Chicago Board of Trade corn futures are expected to open lower Friday on bearish outside markets, including lower crude oil and a higher dollar, analysts said.

 

Corn is called 9 to 11 cents lower. In overnight trading, March corn ended down 11 cents to US$3.78 1/2 per bushel, May corn ended down 13 1/4 cents to US$3.87 and July corn ended down 12 1/2 cents to US$3.98 1/4.

 

Outside markets will set the tone, traders and analysts said. The dollar is stronger, which makes U.S. exports less attractive, and crude oil continues its plunge, having dipped below US$34 in morning trading.

 

"It's crude oil. There's no other way to explain it," Joe Victor, analyst for Allendale, said of corn's weakness.

 

Crude's drop is bad news for one of corn's biggest consumers, ethanol, which Victor said was 58 cents higher than gasoline, he added.

 

Volume should begin to dip heading into the Christmas holiday next week, traders and analysts said.

 

"Low volume and lack of data into the holiday could make for erratic trading, with the stock market fueled today by expiration of futures and options," Farm Futures said in a morning commentary. "A big storm pounding Chicago today could cause some traders to just bag it and start their holiday's early."

 

The market had appeared to be settling in a range between US$3.80 and US$4 in the March contract, but a dip below that mark would signal technical weakness and possibly trigger more selling, analysts said.

 

Weak demand is weighing on the market, with lackluster export sales reported Thursday.
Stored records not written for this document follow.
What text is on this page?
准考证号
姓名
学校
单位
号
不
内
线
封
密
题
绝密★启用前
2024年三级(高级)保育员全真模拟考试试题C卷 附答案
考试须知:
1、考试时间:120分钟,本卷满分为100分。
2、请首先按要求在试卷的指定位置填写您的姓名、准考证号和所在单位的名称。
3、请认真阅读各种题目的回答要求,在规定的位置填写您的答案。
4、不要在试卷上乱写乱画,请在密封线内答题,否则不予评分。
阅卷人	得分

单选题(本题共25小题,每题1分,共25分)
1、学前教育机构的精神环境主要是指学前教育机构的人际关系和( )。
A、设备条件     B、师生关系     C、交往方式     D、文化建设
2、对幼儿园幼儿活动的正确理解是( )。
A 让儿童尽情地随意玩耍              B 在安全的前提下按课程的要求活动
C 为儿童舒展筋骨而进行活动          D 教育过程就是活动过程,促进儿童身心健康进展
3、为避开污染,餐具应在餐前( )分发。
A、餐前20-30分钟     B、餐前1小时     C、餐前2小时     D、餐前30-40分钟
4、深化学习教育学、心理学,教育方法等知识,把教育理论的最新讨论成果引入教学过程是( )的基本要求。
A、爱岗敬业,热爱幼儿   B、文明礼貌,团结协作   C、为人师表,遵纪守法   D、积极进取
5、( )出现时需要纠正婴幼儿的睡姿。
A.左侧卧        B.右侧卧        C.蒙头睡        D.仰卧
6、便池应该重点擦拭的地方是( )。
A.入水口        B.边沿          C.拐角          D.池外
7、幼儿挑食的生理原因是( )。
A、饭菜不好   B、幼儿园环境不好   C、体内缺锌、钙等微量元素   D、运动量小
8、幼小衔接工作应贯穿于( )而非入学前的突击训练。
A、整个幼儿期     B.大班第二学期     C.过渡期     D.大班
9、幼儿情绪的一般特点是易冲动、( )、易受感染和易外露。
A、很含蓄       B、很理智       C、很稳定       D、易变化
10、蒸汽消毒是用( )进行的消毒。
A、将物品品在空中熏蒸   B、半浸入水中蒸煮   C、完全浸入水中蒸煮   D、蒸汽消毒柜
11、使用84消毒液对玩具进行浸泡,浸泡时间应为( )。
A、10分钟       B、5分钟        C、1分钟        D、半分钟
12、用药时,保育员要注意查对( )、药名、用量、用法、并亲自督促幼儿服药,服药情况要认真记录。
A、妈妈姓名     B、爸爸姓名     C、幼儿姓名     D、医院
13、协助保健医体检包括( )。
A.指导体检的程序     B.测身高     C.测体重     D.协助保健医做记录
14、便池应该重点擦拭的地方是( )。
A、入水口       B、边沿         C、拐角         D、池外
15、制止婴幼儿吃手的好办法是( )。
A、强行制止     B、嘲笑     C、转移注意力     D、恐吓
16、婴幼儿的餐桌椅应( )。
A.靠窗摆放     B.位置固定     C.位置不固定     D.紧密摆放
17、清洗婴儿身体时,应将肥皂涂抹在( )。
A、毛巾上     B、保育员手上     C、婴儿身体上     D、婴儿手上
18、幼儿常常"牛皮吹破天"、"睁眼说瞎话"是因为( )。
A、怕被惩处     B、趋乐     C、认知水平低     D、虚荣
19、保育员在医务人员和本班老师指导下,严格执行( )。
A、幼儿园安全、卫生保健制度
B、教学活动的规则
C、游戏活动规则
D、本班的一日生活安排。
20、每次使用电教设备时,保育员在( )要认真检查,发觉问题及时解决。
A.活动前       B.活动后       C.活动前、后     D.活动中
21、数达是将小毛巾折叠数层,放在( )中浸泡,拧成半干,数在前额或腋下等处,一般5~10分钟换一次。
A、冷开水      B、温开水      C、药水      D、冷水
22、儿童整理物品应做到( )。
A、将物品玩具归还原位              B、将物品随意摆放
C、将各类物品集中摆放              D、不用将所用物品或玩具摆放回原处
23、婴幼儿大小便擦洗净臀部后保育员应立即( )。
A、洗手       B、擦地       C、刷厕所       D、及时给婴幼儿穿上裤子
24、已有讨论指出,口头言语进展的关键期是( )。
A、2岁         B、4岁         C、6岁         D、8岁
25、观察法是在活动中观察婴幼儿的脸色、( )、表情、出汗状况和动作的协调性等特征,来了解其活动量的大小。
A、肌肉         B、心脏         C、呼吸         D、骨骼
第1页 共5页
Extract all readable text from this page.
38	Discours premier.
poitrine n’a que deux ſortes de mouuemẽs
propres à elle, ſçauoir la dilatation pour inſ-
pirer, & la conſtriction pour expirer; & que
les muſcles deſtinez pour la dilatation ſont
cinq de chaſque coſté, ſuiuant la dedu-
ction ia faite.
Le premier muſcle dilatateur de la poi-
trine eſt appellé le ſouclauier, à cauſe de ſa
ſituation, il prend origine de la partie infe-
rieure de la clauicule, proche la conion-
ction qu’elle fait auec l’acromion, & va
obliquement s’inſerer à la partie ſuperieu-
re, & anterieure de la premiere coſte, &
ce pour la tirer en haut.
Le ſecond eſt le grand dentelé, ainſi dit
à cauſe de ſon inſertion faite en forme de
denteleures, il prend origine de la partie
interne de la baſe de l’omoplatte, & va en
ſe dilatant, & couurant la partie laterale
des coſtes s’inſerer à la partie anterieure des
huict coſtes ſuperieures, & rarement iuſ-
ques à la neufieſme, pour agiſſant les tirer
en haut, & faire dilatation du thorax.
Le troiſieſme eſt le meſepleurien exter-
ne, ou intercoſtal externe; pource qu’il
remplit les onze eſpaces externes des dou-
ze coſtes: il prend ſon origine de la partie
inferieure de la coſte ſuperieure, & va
Victor said that even a weaker dollar would not "reignite" export sales at this point in the season.

 

The market will look to South American weather for support, analysts said. There are concerns about continued dryness in Argentina and Brazil, particularly in southern Brazil, where much of the crop is pollinating.

 

The next downside price objective is to push and close March prices below solid technical support at this week's low of US$3.70 1/4 per bushel, a technical analyst said. The bulls' next upside price objective is to push and close prices above solid technical resistance at of US$4.16 3/4.